As they moved across the body of the table my mind imagined they were chemicals in the blood stream. A flash of the strobe light later and the swooshing sounds of their movement transformed them in my imagination to a mass of water, a wave which breaks up and disperses as it crashes against the perimeters of the table. The work continuously takes you to another place, you become transfixed by the way that the balls come together to create shapes and break apart as they meet the edges of their receptacle. Something so simple becomes so absorbing that verges on the hypnotic; you arrive at a sort of peace amidst the chaos of the movement, the noise, the flashes of light.
A second room awaits, with two giant screens lining the length of the room, and smaller screens placed in front; not a million miles away from the NASA control room in Michael Bay’s Armageddon. The data is continuously changing, the screens displaying information rich in modern day associations: a computer screensaver, a timeline accompanied by typewriter sounds, random digital stats to the sound of white noise, lists of gobbledygook accompanied by an overhead robotic voice, a hospital heart monitor with the all too familiar electrocardiogram line of life and periodic beeps, data akin to radar/surveillance and increasing dots filling the screen, accompanied by a high pitched almost unbearable buzz. The crescendo of lines and dots of data, along with the continuous static sound of electricity create the feeling that the machines might explode with information at any moment, showing the pace at which information is transmitted digitally. The seemingly uncontrolled recording and data gathering taking place is suggestive of a robot out of control, with the rapid switch from screen to screen almost unbearable to watch. For me, this room symbolises the never ending stream of information generated by the data-driven modern world; sound and vision are engaged by the electric atmosphere in which the data of life is open for analysis.
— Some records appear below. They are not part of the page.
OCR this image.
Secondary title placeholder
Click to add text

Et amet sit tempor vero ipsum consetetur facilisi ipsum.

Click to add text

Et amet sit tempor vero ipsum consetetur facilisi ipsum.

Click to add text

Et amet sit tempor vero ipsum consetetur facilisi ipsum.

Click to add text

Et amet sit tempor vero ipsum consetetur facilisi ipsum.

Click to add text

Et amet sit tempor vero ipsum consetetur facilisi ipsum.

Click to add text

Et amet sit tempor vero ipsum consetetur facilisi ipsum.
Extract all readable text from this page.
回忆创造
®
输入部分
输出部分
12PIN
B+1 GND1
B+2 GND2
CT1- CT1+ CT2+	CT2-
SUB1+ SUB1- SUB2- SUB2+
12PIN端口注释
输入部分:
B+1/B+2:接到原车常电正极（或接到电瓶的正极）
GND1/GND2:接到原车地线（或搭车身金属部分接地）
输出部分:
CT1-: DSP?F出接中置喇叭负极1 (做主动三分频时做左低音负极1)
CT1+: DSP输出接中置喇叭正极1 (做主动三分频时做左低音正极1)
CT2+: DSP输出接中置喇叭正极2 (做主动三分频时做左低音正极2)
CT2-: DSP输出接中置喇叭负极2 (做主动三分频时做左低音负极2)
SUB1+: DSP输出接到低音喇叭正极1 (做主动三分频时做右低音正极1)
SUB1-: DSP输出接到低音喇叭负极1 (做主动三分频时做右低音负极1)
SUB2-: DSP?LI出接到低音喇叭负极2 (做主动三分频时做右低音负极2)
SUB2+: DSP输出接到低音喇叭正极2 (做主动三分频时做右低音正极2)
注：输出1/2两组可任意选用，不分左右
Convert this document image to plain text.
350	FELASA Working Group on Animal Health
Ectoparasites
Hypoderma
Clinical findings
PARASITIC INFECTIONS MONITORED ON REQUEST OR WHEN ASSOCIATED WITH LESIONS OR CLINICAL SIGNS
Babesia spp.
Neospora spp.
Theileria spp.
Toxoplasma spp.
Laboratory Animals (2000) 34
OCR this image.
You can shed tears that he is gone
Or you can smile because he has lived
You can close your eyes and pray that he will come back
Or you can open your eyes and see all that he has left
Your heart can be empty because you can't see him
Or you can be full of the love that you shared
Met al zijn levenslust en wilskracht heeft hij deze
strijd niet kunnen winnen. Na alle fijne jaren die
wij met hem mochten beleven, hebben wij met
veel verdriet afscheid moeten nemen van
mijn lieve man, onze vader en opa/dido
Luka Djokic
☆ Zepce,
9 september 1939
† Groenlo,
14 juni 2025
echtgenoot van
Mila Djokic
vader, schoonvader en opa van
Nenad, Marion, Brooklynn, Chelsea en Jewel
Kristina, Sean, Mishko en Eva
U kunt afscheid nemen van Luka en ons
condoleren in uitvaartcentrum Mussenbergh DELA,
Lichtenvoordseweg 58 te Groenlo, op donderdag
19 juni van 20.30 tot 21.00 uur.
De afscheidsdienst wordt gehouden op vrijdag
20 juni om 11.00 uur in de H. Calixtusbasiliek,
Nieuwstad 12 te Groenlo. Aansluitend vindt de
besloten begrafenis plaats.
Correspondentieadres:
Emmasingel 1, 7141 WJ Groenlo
Afterwards, I read the exhibition synopsis: ‘an artistic vision of the reality of nature, an interpretation of quantum mechanics and quantum information theory from an aesthetic viewpoint’. The beauty of this work, like all art, is the extent to which any number of meanings can be communicated, understood or misunderstood in equal measure. To me, Supersymmetry is the factual counterpart to the spiritual experience of Spectra. Here, the emphasis is on data, physics, chemistry, and the natural flux of life, symbolised through digital means. I read the feedback book as I left the exhibition, and one comment stood out: ‘it’s hard to be overwhelmed these days but today I was’. I had to agree.